Stakeholders have also long-complained that under FDA’s 2009 guidance document on patient-reported outcomes, many legacy PRO measures no longer qualify and it is exceedingly difficult to develop and validate new ones. Those issues may prompt sponsors to push PROs into a long list of other secondary endpoints – or be included as an exploratory endpoint, the paper says. That often leads to “protocol violations and missing values, which often result in data that cannot be analyzed.”

On that point, however, FDA has acknowledged that sponsors need a bit more flexibility to address the specific challenges of oncology clinical trials.

Paul Kluetz, MD, a senior official in FDA’s Office of Hematology & Oncology Products and a thought leader on patient-reported outcomes, was the lead author on an article published online in Clinical Cancer Research on January 12, 2016 that gave new advice to sponsors interested in incorporating PROs oncology clinical studies. The article was co-authored by FDA officials in OHOP and the Office of Biostatistics.

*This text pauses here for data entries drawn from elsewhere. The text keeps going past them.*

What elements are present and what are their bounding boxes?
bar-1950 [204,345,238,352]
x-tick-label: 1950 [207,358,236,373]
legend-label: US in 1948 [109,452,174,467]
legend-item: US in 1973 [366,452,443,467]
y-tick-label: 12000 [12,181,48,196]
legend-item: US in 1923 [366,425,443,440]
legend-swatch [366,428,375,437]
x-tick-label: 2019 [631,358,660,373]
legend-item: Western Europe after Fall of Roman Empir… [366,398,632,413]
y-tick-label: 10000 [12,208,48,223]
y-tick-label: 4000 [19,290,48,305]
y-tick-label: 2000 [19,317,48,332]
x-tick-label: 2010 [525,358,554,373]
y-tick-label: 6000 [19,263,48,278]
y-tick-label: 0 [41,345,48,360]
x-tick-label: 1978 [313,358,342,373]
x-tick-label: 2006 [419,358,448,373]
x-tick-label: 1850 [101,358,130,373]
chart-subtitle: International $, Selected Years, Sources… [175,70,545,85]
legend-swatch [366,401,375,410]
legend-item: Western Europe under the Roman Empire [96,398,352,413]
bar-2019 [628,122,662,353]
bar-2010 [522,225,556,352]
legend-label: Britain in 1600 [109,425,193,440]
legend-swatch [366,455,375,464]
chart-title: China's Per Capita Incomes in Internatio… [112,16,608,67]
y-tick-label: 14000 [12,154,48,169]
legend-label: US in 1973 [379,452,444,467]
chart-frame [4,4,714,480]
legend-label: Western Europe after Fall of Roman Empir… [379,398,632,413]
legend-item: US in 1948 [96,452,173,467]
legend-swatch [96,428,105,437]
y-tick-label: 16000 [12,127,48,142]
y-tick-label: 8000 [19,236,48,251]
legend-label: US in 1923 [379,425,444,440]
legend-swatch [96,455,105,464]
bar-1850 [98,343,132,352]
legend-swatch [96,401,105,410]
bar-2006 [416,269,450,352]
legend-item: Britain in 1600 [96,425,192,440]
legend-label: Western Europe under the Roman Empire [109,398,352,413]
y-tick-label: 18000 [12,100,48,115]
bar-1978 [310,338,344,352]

FDA’s guidance on PRO development may have outlined the “optimal” path to developing new measures and incorporating them into clinical trials, Kluetz et. al note, but “flexibility” will be needed on the part of the agency in implementing the guidance for oncology products, given the unique challenges encountered with many clinical trials in cancer – open-label, single-arm designs.

“Continued efforts must be undertaken to identify the optimal PRO strategy for single-arm trials and to characterize and mitigate effects of open-label trial designs,” the FDA officials say.

Recognizing that the current focus on endpoints such as response rate, progression-free survival and overall survival, Kluetz et.al acknowledge a “need to reexamine the measurement tools available to assess key health-related contributors to the quality of life of patients in oncology clinical trials.” The researchers then outline in detail a PRO strategy that focuses on separate measures of three key elements of a patient’s health-related quality of life: symptomatic adverse events, physical function, and disease-related symptoms.

Perhaps example of a new flexibility was the review and approval of Amgen Inc.’s oncolytic virus therapy Imlygic (talimogene laherparepvec) for melanoma. (The application was handled by FDA’s Center for Biologics Evaluation & Research, not the CDER OHOP group – which may also be a factor.)

According to recently released review documents, a key element to FDA offering full approval to Imlygic was advisory committee testimony from patients about the psychological advantages of witnessing their melanoma lesions shrink. Those sentiments ultimately swayed FDA, despite concerns about the clinical meaning of the pivotal trial's durable response rate endpoint. (Also see "Patient Voices Swayed FDA's Imlygic Review Team" - Pink Sheet, 25 Apr, 2016.)

Kluetz et.al also have advice for how to improve the use of current measures. “Regardless of the instruments used or concepts being measured, conveying the importance of the completion of PRO measures to patients, investigators, and research staff may reduce missing data and improve data quality,” they say. “Additional areas that will require collaborative work include the standardization of both data analysis and presentation of PRO information.”